The possibility of LDP and Komeito losing the administration is widely estimated as low because the approval rating for the LDP rose after Ishiba replaced Kishida and because the opposition parties have not formed a united front against the leading coalition. This possibility is not zero, however: LDP candidates who had been involved in the slush fund scandal will face very difficult campaigns, even if they are included in the LDP slate. No one can deny a possibility of political turmoil following the election.
 
Explaining the Election System for the House of Representatives
Dissolution of the House of Representatives is made under the name of the Emperor. Article 7 of the Constitution of Japan states that dissolution is one of the acts in matters of state by the Emperor.

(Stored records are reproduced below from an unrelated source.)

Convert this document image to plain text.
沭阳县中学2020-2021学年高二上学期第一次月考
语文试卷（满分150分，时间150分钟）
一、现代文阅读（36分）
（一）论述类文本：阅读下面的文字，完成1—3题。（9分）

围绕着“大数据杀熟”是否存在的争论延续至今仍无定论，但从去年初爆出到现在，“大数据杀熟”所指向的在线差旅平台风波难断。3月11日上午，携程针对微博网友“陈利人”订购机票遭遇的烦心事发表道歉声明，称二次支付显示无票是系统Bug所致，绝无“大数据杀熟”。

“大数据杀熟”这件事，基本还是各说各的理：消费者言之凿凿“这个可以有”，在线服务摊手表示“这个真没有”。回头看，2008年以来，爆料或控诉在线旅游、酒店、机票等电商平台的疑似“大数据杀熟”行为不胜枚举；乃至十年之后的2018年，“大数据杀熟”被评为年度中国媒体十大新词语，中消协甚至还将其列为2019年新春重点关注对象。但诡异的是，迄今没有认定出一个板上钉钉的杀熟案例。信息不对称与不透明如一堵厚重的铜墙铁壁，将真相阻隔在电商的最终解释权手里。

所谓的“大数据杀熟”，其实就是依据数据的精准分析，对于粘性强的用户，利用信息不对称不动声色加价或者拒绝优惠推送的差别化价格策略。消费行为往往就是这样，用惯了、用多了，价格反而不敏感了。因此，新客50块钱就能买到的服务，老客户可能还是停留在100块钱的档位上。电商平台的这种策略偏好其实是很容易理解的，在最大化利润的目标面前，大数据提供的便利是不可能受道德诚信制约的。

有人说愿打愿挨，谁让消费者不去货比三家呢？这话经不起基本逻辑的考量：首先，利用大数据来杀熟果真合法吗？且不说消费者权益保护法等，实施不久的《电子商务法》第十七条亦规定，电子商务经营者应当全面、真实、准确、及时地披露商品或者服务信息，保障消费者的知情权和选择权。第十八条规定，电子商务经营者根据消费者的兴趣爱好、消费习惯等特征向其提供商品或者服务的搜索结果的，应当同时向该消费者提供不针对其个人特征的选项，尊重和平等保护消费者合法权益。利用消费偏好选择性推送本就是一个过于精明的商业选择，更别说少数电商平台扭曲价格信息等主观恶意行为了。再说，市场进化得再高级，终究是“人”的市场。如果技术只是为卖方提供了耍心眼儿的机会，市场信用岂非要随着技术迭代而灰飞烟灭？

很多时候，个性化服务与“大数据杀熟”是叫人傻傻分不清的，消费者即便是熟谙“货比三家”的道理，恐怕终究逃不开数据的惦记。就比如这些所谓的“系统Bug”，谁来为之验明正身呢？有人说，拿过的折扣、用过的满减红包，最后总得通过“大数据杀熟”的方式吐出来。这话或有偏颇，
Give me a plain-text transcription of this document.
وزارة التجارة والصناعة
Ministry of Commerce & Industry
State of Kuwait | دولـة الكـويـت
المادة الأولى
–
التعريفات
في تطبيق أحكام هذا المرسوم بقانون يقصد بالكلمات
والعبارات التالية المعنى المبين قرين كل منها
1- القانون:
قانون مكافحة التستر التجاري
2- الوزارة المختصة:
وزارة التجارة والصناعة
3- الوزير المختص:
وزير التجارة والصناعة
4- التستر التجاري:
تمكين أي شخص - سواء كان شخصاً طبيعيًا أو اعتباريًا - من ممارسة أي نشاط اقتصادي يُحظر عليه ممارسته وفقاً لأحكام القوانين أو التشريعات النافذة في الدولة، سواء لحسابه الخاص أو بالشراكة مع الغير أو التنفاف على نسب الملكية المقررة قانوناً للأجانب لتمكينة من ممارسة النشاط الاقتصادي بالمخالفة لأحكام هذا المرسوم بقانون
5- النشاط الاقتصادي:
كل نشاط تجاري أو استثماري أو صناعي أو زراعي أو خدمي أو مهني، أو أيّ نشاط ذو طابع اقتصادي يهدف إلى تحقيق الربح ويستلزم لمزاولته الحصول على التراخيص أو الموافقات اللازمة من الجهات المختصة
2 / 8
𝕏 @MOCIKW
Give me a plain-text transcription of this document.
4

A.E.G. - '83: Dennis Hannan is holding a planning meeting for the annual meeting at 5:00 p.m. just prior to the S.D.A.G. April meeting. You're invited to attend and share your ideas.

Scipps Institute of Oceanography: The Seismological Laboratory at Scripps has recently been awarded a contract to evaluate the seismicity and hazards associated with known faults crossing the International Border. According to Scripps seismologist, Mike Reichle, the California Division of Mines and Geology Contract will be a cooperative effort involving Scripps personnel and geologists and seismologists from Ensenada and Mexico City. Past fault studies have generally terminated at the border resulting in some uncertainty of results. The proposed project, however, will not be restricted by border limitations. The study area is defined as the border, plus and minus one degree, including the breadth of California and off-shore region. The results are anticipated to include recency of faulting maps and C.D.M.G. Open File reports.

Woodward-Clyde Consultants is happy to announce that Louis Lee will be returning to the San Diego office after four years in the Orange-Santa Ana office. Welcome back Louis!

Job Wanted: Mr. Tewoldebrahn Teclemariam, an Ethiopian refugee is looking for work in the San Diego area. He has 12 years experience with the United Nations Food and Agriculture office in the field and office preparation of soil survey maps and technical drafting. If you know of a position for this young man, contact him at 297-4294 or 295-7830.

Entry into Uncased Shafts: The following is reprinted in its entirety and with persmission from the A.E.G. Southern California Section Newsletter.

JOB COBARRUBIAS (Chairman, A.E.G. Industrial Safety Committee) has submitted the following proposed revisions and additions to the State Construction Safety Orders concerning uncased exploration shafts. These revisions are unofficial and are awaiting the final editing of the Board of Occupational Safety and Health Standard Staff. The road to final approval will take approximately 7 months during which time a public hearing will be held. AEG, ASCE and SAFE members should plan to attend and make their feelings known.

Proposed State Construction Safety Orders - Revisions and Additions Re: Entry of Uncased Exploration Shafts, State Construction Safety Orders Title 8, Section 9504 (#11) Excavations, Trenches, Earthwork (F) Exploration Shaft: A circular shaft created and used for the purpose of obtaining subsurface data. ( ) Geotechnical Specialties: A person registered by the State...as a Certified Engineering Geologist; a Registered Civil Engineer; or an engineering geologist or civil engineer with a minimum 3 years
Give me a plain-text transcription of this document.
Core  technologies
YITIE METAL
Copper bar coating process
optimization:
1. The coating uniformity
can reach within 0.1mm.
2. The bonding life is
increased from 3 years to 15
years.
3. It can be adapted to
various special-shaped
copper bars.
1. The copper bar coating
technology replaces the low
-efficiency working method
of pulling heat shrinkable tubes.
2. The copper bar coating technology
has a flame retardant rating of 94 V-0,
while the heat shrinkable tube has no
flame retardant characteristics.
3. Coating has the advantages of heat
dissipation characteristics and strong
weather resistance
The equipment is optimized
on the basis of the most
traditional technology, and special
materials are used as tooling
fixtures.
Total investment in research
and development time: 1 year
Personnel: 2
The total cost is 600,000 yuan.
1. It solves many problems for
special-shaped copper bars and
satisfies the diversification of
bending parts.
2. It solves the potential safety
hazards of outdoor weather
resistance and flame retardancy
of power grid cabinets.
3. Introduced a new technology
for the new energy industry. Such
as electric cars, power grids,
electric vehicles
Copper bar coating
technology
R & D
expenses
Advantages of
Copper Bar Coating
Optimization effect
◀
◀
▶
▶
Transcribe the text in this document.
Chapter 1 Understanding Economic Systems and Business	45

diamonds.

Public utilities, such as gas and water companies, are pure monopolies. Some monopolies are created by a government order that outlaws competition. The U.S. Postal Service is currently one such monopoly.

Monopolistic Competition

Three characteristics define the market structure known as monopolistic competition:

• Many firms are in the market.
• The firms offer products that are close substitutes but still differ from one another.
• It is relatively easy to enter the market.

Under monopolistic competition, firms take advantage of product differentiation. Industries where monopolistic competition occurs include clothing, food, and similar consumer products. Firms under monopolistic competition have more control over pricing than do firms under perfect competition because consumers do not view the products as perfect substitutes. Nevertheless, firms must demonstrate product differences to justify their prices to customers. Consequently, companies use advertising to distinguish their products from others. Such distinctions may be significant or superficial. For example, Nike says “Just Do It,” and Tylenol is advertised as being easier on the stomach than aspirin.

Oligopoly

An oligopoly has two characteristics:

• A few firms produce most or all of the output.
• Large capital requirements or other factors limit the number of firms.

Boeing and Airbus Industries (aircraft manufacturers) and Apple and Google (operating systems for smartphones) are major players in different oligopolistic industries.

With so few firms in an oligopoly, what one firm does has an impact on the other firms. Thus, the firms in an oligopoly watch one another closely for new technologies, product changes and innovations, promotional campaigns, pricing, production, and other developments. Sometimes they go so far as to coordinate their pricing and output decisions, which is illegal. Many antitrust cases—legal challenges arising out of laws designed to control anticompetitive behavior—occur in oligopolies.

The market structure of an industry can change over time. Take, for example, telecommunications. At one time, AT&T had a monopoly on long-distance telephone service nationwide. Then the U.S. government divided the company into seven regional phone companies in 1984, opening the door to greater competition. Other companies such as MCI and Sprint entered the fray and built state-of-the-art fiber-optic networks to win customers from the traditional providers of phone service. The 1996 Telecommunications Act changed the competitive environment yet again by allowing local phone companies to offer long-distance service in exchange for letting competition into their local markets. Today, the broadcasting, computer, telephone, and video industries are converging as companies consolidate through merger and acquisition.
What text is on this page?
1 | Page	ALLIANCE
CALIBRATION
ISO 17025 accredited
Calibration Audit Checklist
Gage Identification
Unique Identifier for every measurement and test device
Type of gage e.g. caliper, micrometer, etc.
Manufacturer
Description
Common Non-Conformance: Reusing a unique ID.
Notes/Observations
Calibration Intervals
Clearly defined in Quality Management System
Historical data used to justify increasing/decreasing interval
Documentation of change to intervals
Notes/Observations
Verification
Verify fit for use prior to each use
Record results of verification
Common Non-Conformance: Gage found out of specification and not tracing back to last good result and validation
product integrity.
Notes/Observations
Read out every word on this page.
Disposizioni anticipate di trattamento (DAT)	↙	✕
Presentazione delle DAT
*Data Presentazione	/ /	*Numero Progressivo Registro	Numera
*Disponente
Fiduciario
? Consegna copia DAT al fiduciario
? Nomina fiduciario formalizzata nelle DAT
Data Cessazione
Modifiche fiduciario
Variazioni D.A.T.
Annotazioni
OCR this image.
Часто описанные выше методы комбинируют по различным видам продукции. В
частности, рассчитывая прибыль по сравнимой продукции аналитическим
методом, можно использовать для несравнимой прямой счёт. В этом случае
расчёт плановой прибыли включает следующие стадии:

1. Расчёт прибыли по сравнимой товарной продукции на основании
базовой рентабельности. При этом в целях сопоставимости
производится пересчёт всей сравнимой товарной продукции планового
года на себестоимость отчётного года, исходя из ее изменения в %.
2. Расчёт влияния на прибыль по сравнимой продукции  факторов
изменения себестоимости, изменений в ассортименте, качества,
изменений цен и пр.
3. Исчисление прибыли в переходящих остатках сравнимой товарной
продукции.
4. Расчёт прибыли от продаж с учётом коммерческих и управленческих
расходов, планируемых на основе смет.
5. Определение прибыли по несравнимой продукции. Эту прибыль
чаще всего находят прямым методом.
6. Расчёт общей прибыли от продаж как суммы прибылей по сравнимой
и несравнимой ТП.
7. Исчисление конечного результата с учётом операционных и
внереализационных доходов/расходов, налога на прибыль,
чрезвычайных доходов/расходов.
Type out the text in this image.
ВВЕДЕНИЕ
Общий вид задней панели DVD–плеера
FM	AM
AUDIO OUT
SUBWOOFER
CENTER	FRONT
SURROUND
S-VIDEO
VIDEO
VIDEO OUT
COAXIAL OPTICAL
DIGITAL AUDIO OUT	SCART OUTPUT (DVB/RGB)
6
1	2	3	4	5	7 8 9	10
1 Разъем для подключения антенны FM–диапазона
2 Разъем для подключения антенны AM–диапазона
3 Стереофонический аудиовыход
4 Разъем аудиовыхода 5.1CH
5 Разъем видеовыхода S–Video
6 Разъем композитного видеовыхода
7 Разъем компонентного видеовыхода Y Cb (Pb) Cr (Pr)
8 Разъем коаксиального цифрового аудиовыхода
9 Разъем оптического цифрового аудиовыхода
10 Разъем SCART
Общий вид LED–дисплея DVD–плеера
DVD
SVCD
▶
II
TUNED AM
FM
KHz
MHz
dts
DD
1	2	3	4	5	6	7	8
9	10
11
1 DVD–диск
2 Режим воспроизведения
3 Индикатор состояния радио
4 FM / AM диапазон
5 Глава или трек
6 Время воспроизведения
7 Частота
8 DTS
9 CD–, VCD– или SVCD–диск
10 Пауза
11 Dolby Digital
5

However, the Emperor does not have political power, and the acts in matters of state are exercised with the advice and approval of the Cabinet. The Cabinet is led by the Prime Minister. So, the provision has been interpreted as vesting Prime Minister with the power to dissolve the House of Representatives at any time.
 
When the House of Representatives is dissolved, there must be a general election of the House of Representatives within 40 days from the date of dissolution under Article 54 of the Constitution. The general election in 2024 will be held 18 days after the dissolution.
 
The House of Representatives has 465 seats. 289 seats are from single-seat constituencies in all over Japan. The remaining 176 seats are from eleven blocks with several representatives that are allocated to parties on pro rata based on the number of votes.
 
Each voter has two votes in election; one is for writing a name of a candidate in a single-seat constituency, and the other is for writing the name of a party (and not an individual candidate) for proportional representatives.
 
In each single-seat constituency the system is first-past-the-post: whoever receives the most votes wins the seat. The winning proportional representatives are selected from the slate of each party, according to the number of seats allocated to them. Each party makes a list of candidates in order of priority. If a party wins 10 seats in a block of proportional representatives, the candidates from number 1 to 10 on the list will take the seats.
 
What makes this system complicated is that one candidate can be nominated for both kinds of seats. A candidate with a double nomination can take a seat as a proportional representative, even if he/she loses the single-seat constituency.
 
Moreover, a party can nominate multiple candidates in the same position on the list of proportional representatives. It is usual that, say, ten or twenty candidates who also are candidates in single-seat constituencies are nominated in the number one position. As between the candidates in this position, the candidate with the smallest margin of defeat in the single-seat constituency takes priority. If candidate A lost by 5 percentage points to his or her opponent, and candidate B lost by 10 percent, A is superior to B when seats are allocated to proportional representatives.